Publisher of Waugh’s Diaries and Letters Dies

The Daily Telegraph has announced the death at the age of 96 of George Weidenfeld, who published Waugh’s Diaries and Letters. According to the Telegraph, Weidenfeld

sometimes said that [Vladimir Nabokov’s] Lolita (1959, a “cautionary tale”) and [Mary McCarthy’s] The Group (1963) were the books of which he was proudest; other landmarks were The Double Helix (1968) by James Watson, and Isaiah Berlin’s essay The Hedgehog and the Fox (1953).

Although he did not publish any of Waugh’s books during Waugh’s lifetime, Weidenfeld did attempt to publish a collection of essays relating to the U and Non-U controversy, including an essay by Waugh in response to an article by Mitford.

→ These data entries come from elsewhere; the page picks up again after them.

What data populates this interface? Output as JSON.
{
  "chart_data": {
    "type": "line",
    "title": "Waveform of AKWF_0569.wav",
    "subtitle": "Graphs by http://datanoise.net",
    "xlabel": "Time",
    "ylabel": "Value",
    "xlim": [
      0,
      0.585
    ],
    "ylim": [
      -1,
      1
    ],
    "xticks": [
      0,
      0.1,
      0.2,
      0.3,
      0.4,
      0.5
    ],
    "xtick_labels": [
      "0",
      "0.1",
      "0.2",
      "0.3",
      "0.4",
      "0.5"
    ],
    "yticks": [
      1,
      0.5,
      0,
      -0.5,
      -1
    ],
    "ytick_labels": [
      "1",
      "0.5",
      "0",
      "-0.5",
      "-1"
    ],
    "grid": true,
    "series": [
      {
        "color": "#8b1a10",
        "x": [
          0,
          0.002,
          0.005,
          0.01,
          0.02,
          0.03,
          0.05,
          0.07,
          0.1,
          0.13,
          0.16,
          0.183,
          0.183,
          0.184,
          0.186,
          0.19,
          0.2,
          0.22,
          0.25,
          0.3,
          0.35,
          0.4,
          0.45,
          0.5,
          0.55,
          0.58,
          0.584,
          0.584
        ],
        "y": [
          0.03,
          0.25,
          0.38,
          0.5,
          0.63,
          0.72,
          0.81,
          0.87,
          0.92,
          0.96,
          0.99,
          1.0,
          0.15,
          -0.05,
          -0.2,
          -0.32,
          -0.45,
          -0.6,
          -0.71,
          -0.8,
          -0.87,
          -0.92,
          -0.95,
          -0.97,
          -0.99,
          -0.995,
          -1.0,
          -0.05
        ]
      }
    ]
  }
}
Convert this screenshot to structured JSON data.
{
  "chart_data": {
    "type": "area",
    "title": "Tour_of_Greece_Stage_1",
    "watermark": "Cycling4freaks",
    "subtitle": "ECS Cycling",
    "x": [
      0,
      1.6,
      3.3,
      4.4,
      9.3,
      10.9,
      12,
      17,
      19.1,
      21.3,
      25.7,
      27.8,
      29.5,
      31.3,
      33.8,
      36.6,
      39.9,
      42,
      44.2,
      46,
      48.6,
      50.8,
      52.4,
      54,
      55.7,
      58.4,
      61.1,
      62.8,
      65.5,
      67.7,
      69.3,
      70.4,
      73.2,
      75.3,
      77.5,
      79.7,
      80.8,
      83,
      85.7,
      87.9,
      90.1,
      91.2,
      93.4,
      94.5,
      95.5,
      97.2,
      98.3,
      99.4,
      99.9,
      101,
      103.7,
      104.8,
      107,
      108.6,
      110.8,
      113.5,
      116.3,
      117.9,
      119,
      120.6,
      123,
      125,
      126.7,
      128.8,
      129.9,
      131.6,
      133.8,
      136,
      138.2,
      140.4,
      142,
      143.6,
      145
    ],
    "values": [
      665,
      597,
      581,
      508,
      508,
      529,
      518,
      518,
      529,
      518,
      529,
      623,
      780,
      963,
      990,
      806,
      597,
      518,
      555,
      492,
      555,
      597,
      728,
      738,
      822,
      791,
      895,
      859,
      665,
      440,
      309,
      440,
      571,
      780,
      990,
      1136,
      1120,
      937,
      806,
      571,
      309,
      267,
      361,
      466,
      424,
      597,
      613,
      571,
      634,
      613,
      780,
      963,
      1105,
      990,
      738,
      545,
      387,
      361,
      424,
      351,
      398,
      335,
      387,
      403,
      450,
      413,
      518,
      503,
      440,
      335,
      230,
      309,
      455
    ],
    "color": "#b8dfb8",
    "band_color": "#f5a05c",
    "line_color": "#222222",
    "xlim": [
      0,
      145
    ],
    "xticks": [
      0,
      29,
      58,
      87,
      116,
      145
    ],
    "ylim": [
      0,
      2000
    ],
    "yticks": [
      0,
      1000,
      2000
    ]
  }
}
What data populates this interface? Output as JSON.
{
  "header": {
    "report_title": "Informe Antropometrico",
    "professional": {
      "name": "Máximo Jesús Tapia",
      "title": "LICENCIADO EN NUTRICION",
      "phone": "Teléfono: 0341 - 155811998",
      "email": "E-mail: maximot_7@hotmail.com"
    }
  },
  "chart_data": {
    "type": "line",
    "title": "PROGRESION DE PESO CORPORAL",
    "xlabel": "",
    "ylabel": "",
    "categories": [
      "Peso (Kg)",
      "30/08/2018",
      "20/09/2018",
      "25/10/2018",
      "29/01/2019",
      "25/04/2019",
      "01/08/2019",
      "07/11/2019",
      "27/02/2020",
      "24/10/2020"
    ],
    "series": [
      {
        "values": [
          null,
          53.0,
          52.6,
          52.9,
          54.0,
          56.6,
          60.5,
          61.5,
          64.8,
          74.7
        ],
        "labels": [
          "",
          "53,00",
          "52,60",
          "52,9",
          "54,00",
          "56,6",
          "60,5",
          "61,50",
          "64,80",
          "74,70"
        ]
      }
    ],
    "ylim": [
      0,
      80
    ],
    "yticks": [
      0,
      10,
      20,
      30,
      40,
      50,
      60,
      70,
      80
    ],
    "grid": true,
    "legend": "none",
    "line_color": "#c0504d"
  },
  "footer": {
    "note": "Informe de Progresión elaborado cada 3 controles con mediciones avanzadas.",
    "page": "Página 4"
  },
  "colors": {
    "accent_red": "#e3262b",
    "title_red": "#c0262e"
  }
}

This became the subject of a series of letters between Mitford and Waugh in which they opposed what they saw as a plot by Weidenfeld and Irving Kristol, editor of Encounter in which Mitford’s article and Waugh’s response had first appeared, to land the rights for Weidenfeld to publish the collection. In the end the book was published by Hamish Hamilton under the title Noblesse Oblige: An Enquiry Into the Characteristics of the English Aristocracy. The subtitle was suggested by Waugh who thought something pompous was called for. Letters of Nancy Mitford and Evelyn Waugh, pp. 371-75.